The SNIA was formed in America in 1997, and has since spread to Europe and Asia. With over seventy members in the U.S. and over forty-five members in Europe, the organization reads like a Who’s Who of the storage industry. On one hand this is both impressive and reassuring. Impressive to see so many competing organizations working together to bring the industry closer, and reassuring to know that warring specifications are less likely to form as most everyone is participating in the venture on some level. On the other hand, conventional wisdom reminds us that the camel is famously known as being a horse designed by a committee. In other words, when too many participants get involved in a project, the resulting outcome is somehow less a whole than the sum of its parts. The argument for forming these standards as a group is that the alternative is more painful than the proposed solution. Vendors are no longer capable of the amount of investment required to test and bring products to market in a reasonable timeframe. Startups with good products face steep barriers to entry into highly fragmented markets. The other alternative of consolidation behind a single vendor such as EMC or CA, who have similar open management alternatives, has also been less successful.
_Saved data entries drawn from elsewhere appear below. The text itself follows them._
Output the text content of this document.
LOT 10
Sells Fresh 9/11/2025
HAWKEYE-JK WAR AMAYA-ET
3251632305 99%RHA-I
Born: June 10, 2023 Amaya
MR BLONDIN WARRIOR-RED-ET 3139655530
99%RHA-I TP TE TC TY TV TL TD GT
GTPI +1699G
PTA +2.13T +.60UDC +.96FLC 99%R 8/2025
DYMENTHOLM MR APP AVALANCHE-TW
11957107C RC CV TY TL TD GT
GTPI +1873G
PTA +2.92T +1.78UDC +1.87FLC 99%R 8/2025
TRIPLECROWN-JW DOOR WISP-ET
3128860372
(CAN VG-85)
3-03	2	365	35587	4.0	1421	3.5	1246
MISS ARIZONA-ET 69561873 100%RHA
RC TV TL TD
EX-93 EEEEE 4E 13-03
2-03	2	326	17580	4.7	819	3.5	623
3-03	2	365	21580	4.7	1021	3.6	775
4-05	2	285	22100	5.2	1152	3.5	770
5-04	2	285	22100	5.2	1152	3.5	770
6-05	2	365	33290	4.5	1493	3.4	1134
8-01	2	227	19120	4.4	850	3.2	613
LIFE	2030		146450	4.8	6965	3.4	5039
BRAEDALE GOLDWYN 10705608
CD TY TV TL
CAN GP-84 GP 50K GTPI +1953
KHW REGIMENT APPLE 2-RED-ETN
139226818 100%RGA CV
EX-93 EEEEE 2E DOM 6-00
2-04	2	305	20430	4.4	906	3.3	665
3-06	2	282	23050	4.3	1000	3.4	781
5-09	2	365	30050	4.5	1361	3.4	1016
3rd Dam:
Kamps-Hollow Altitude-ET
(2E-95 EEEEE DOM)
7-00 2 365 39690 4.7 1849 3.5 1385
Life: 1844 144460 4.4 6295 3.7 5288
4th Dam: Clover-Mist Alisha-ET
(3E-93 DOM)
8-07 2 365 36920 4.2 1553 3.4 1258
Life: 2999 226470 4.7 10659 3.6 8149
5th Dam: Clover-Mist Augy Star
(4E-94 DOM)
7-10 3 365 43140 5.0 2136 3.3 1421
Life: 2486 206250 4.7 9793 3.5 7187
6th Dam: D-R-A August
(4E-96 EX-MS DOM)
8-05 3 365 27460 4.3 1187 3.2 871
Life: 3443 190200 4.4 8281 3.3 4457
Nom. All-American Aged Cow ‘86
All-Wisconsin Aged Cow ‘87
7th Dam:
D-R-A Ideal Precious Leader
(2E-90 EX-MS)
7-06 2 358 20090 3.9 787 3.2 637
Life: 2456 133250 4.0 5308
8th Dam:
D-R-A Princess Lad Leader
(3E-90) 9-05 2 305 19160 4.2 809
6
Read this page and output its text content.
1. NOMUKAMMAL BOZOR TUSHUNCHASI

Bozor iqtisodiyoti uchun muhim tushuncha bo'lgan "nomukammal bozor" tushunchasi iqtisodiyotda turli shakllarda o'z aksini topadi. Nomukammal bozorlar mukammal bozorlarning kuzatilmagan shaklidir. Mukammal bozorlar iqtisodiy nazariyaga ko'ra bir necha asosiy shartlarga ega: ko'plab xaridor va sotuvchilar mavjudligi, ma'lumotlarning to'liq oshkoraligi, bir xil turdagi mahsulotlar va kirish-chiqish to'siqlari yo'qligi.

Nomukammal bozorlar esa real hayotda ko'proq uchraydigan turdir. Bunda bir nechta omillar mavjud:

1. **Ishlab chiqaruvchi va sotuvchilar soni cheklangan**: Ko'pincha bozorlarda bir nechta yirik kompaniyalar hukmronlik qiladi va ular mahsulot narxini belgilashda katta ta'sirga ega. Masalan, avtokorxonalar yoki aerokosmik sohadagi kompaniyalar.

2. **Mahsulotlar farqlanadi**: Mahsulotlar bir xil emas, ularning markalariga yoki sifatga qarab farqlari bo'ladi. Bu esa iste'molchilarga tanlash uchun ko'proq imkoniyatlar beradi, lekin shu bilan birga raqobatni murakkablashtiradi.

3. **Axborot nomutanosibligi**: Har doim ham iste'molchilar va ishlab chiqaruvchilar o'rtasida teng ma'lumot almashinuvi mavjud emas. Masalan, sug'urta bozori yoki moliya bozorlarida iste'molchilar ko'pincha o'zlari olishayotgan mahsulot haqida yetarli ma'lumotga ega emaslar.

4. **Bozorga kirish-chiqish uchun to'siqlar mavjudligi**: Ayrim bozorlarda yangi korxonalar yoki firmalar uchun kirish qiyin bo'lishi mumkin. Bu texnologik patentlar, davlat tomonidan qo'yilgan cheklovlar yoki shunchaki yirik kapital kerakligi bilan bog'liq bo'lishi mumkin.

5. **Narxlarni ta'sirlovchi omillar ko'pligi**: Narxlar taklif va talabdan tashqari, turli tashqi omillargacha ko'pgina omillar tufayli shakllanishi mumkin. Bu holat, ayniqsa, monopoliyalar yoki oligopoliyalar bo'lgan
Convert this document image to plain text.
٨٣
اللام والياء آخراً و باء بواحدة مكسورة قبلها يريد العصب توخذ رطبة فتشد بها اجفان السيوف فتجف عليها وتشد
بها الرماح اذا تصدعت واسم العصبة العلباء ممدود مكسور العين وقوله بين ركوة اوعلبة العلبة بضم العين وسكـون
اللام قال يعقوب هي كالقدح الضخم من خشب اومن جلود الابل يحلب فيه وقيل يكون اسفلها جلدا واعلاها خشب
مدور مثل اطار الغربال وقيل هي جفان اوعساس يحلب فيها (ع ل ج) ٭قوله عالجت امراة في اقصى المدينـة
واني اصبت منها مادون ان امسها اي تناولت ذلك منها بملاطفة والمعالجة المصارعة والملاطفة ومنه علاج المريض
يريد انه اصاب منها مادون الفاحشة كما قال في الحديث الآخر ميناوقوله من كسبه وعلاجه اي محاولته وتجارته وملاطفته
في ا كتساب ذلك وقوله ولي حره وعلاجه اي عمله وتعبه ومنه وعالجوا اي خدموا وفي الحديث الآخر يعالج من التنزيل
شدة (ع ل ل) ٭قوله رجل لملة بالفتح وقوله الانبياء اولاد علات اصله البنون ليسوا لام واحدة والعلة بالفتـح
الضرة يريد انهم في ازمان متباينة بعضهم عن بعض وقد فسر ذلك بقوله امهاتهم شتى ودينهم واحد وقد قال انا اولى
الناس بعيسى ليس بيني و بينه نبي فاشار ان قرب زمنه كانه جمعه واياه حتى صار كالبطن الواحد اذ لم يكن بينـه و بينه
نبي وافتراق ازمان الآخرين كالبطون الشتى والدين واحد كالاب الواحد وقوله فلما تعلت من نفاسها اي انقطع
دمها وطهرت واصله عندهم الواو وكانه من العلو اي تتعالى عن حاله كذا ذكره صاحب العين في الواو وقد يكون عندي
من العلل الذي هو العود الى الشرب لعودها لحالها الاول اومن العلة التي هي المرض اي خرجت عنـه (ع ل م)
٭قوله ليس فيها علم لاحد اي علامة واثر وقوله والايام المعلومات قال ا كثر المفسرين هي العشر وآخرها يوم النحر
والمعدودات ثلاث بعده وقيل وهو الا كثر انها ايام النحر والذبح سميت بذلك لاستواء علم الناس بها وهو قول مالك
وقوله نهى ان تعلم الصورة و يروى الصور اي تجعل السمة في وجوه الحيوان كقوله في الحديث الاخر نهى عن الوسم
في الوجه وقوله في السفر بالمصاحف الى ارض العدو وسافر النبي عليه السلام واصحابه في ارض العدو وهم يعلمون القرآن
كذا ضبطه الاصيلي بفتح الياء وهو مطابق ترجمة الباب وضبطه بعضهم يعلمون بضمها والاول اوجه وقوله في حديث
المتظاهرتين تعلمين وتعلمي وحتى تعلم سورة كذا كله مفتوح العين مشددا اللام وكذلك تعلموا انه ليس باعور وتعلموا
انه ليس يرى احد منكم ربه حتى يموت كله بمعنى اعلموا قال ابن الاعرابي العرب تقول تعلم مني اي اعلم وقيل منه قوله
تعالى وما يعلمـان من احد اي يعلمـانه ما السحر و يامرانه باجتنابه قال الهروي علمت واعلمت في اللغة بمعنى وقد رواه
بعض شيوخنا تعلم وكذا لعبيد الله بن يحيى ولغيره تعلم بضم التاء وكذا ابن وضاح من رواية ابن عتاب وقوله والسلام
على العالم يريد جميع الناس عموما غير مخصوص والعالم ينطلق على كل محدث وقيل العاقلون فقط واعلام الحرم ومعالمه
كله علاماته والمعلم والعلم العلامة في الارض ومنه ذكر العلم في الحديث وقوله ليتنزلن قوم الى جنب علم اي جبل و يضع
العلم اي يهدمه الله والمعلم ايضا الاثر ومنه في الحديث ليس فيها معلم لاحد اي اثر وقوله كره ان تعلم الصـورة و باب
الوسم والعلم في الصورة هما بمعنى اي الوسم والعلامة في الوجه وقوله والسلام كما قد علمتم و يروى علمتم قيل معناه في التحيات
SNIA in effect is serving as the open source community driver for the storage industry, and so far the industry seems willing to work this way. In addition, several companies will probably have SMI-compliant product out before the final specification is released, so it does not appear that the committee approach is indeed hampering vendor’s creative efforts. In addition to the specification itself, SNIA has committed itself to a high degree of member and user community education, as well as to preparing test suites and opportunities for vendors to bring proof of concept to end users. This collaboration — extending from development to marketing and education, to testing and implementation — bodes well for the success of the venture. 

The storage industry stands at an inflection point. Various technologies co-exist currently, some of which are complementary and some of which compete. The market has yet to choose the winners and vendors are having little luck forcing the technologies of their choice. The SMI initiative does not address these issues. It is merely the first in a long line of standards that must be embraced and adopted by the community. SNIA has its work cut out for it, but the degree of its success will bring relief for end users and accelerated adoption of new technologies for vendors. Sageza sees this as a win for everyone.